Working on the train terrain, club shows off its new layout

The whirring of tiny wheels and the muted sound of trains can be heard before entering the room where the River City Modelers train club is building its new layout, or landscape as the uninitiated are likely to call it.

When finished, the impressive two-level display will have 19 scale miles of main line track, running through mountains, deserts and urban scenery.

“In the old location, we had what I call a ‘around the Christmas tree’ layout,” said president John Langlot. “Here, when you run your train, you actually meet other trains and you have to pull out on a sidetrack to not get in trouble.”

This Sunday, River City Modelers is hosting a train show and swap meet at Spokane Community College, as well as an open house at its club house Saturday and Sunday.

The new layout is about 30 percent finished, but building it to scale and completing intricate engineering projects is part of the fun of belonging to a model train club. All members participate in finishing the layout and the group decides by majority vote which landscape or rail yard is going where.

“Members make a plan showing what they’d like to build and how,” Langlot said. “Then there’s a 30-day input period where we can all make suggestions and then we have a vote.” When the layout is complete, members can run their trains by steel mills and grain elevators, an orchard and a mountain village.

“It takes about an hour and a half to run your train through the whole display,” Langlot said.

There are about 50 members in the club, yet it seems like they handle growth management issues smoothly. Members have invested more than $20,000 in computer equipment and wiring for the layout. The system is run from a computer in the corner of the room.

“How many trains we can run at the same time depends on the person in that chair,” Langlot said. “He can get kind of sweaty. We joke we should have a bucket of ice and some Maalox next to the computer.”

Just like in real life, every train running on the display has a destination and route to travel.

Langlot said the orchard, which looks a lot like a farm on Green Bluff, was built from scratch.

“Every tree was assembled and the apples were put on the trees, one at a time,” said Langlot. “There is a vineyard behind the barn and it actually has grape clusters on the vines.”

The group has hosted the train show and swap meet at SCC for years. Langlot said there will be working layouts there, too, alongside 170 vendor tables featuring model railroad equipment in all scales. There will also be railroad memorabilia and collectibles.
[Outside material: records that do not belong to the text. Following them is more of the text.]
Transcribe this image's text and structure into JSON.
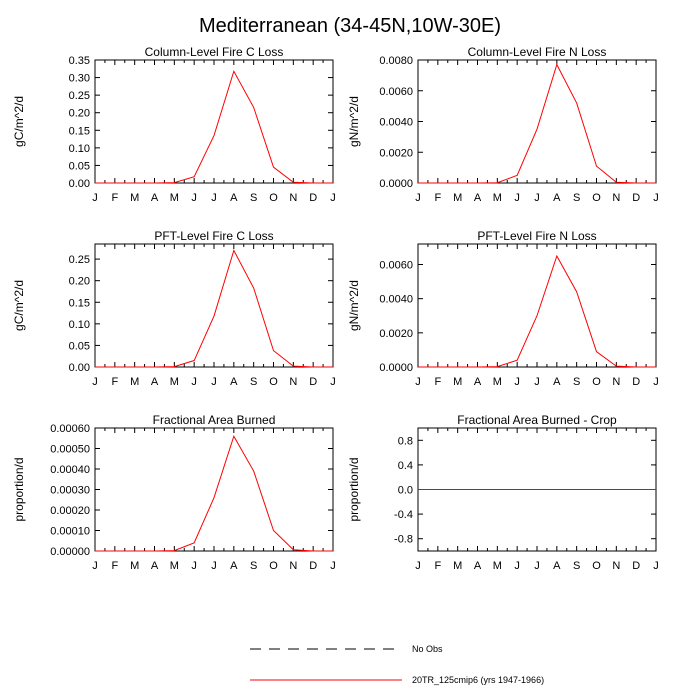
{
  "figure": {
    "title": "Mediterranean (34-45N,10W-30E)",
    "months": [
      "J",
      "F",
      "M",
      "A",
      "M",
      "J",
      "J",
      "A",
      "S",
      "O",
      "N",
      "D",
      "J"
    ],
    "legend": [
      {
        "label": "No Obs",
        "style": "dashed",
        "color": "#000000"
      },
      {
        "label": "20TR_125cmip6 (yrs 1947-1966)",
        "style": "solid",
        "color": "#ff0000"
      }
    ]
  },
  "chart_data": [
    {
      "type": "line",
      "title": "Column-Level Fire C Loss",
      "ylabel": "gC/m^2/d",
      "ylim": [
        0,
        0.35
      ],
      "yticks": [
        0,
        0.05,
        0.1,
        0.15,
        0.2,
        0.25,
        0.3,
        0.35
      ],
      "ytick_labels": [
        "0.00",
        "0.05",
        "0.10",
        "0.15",
        "0.20",
        "0.25",
        "0.30",
        "0.35"
      ],
      "series": [
        {
          "color": "#ff0000",
          "values": [
            0,
            0,
            0,
            0,
            0.001,
            0.018,
            0.135,
            0.318,
            0.215,
            0.045,
            0.002,
            0,
            0
          ]
        }
      ]
    },
    {
      "type": "line",
      "title": "Column-Level Fire N Loss",
      "ylabel": "gN/m^2/d",
      "ylim": [
        0,
        0.008
      ],
      "yticks": [
        0,
        0.002,
        0.004,
        0.006,
        0.008
      ],
      "ytick_labels": [
        "0.0000",
        "0.0020",
        "0.0040",
        "0.0060",
        "0.0080"
      ],
      "series": [
        {
          "color": "#ff0000",
          "values": [
            0,
            0,
            0,
            0,
            2e-05,
            0.0005,
            0.0035,
            0.0077,
            0.0052,
            0.0011,
            5e-05,
            0,
            0
          ]
        }
      ]
    },
    {
      "type": "line",
      "title": "PFT-Level Fire C Loss",
      "ylabel": "gC/m^2/d",
      "ylim": [
        0,
        0.285
      ],
      "yticks": [
        0,
        0.05,
        0.1,
        0.15,
        0.2,
        0.25
      ],
      "ytick_labels": [
        "0.00",
        "0.05",
        "0.10",
        "0.15",
        "0.20",
        "0.25"
      ],
      "series": [
        {
          "color": "#ff0000",
          "values": [
            0,
            0,
            0,
            0,
            0.001,
            0.015,
            0.118,
            0.27,
            0.183,
            0.038,
            0.002,
            0,
            0
          ]
        }
      ]
    },
    {
      "type": "line",
      "title": "PFT-Level Fire N Loss",
      "ylabel": "gN/m^2/d",
      "ylim": [
        0,
        0.0072
      ],
      "yticks": [
        0,
        0.002,
        0.004,
        0.006
      ],
      "ytick_labels": [
        "0.0000",
        "0.0020",
        "0.0040",
        "0.0060"
      ],
      "series": [
        {
          "color": "#ff0000",
          "values": [
            0,
            0,
            0,
            0,
            2e-05,
            0.0004,
            0.003,
            0.0065,
            0.0044,
            0.0009,
            5e-05,
            0,
            0
          ]
        }
      ]
    },
    {
      "type": "line",
      "title": "Fractional Area Burned",
      "ylabel": "proportion/d",
      "ylim": [
        0,
        0.0006
      ],
      "yticks": [
        0,
        0.0001,
        0.0002,
        0.0003,
        0.0004,
        0.0005,
        0.0006
      ],
      "ytick_labels": [
        "0.00000",
        "0.00010",
        "0.00020",
        "0.00030",
        "0.00040",
        "0.00050",
        "0.00060"
      ],
      "series": [
        {
          "color": "#ff0000",
          "values": [
            0,
            0,
            0,
            0,
            2e-06,
            4e-05,
            0.00026,
            0.00056,
            0.00039,
            0.0001,
            6e-06,
            0,
            0
          ]
        }
      ]
    },
    {
      "type": "line",
      "title": "Fractional Area Burned - Crop",
      "ylabel": "proportion/d",
      "ylim": [
        -1,
        1
      ],
      "yticks": [
        -0.8,
        -0.4,
        0,
        0.4,
        0.8
      ],
      "ytick_labels": [
        "-0.8",
        "-0.4",
        "0.0",
        "0.4",
        "0.8"
      ],
      "series": [
        {
          "color": "#ff0000",
          "values": [
            0,
            0,
            0,
            0,
            0,
            0,
            0,
            0,
            0,
            0,
            0,
            0,
            0
          ]
        }
      ]
    }
  ]
}
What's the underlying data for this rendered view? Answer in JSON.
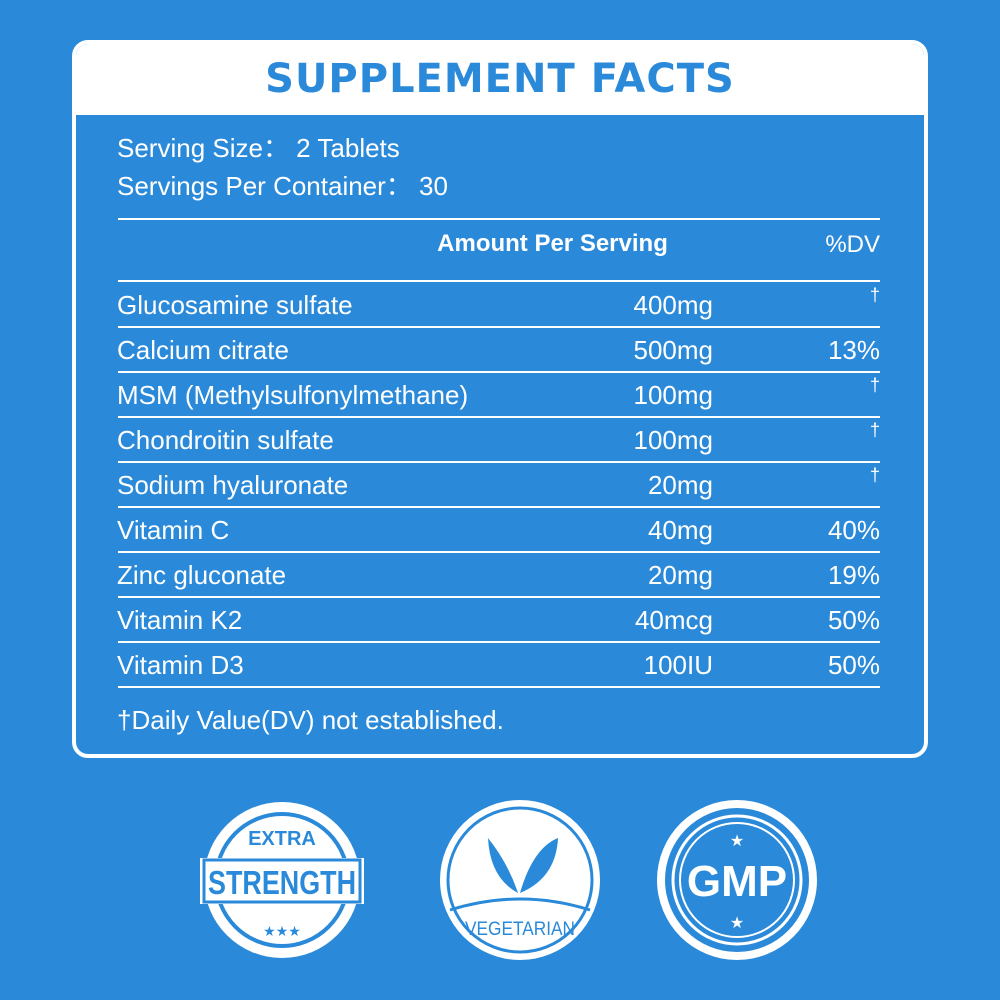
{
  "title": "SUPPLEMENT FACTS",
  "serving_size": "Serving Size： 2 Tablets",
  "servings_per_container": "Servings Per Container： 30",
  "col_amount": "Amount Per Serving",
  "col_dv": "%DV",
  "rows": [
    {
      "name": "Glucosamine sulfate",
      "amount": "400mg",
      "dv": "†"
    },
    {
      "name": "Calcium citrate",
      "amount": "500mg",
      "dv": "13%"
    },
    {
      "name": "MSM (Methylsulfonylmethane)",
      "amount": "100mg",
      "dv": "†"
    },
    {
      "name": "Chondroitin sulfate",
      "amount": "100mg",
      "dv": "†"
    },
    {
      "name": "Sodium hyaluronate",
      "amount": "20mg",
      "dv": "†"
    },
    {
      "name": "Vitamin C",
      "amount": "40mg",
      "dv": "40%"
    },
    {
      "name": "Zinc gluconate",
      "amount": "20mg",
      "dv": "19%"
    },
    {
      "name": "Vitamin K2",
      "amount": "40mcg",
      "dv": "50%"
    },
    {
      "name": "Vitamin D3",
      "amount": "100IU",
      "dv": "50%"
    }
  ],
  "footnote": "†Daily Value(DV) not established.",
  "badges": {
    "extra": "EXTRA",
    "strength": "STRENGTH",
    "vegetarian": "VEGETARIAN",
    "gmp": "GMP"
  },
  "colors": {
    "background": "#2a8ad9",
    "white": "#ffffff"
  }
}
Like many of the club’s members, Langlot got his first train when he was a young boy. Over the years, he’s put together quite a collection of engines and carts, at one time back in the ’50s putting down $5 at a time on a special brass locomotive he just had to have.

“It took more than two years before I finally got it,” he said. “There’s a lot like that going on with train collecting – you order something and then you wait and wait and wait until you get it.”

Members bring their own trains to run on the club’s display.

So, after a lifelong habit of collecting, how many trains does Langlot own?

“I don’t know, I’m not sure,” he said, laughing sheepishly, “but I do come across a train once in a while and then I can’t remember when was the last time I ran it. Then I bring it in and run it.”

Mike Tietz is the incoming president. He moved to Spokane a couple of years ago, to retire.

“I just got back into it, it’s nice to have a hobby when you suddenly have time on your hands,” Tietz said. He said the obvious benefit of belonging to a model train club is that the display is so much bigger than most anything built in a private home.

“We get a lot of donations of track and models that have been sitting in people’s basements,” said Tietz, showing off the club’s model room, where little houses, churches, silos and track sit on shelves waiting for a permanent home. “We are very grateful for that.”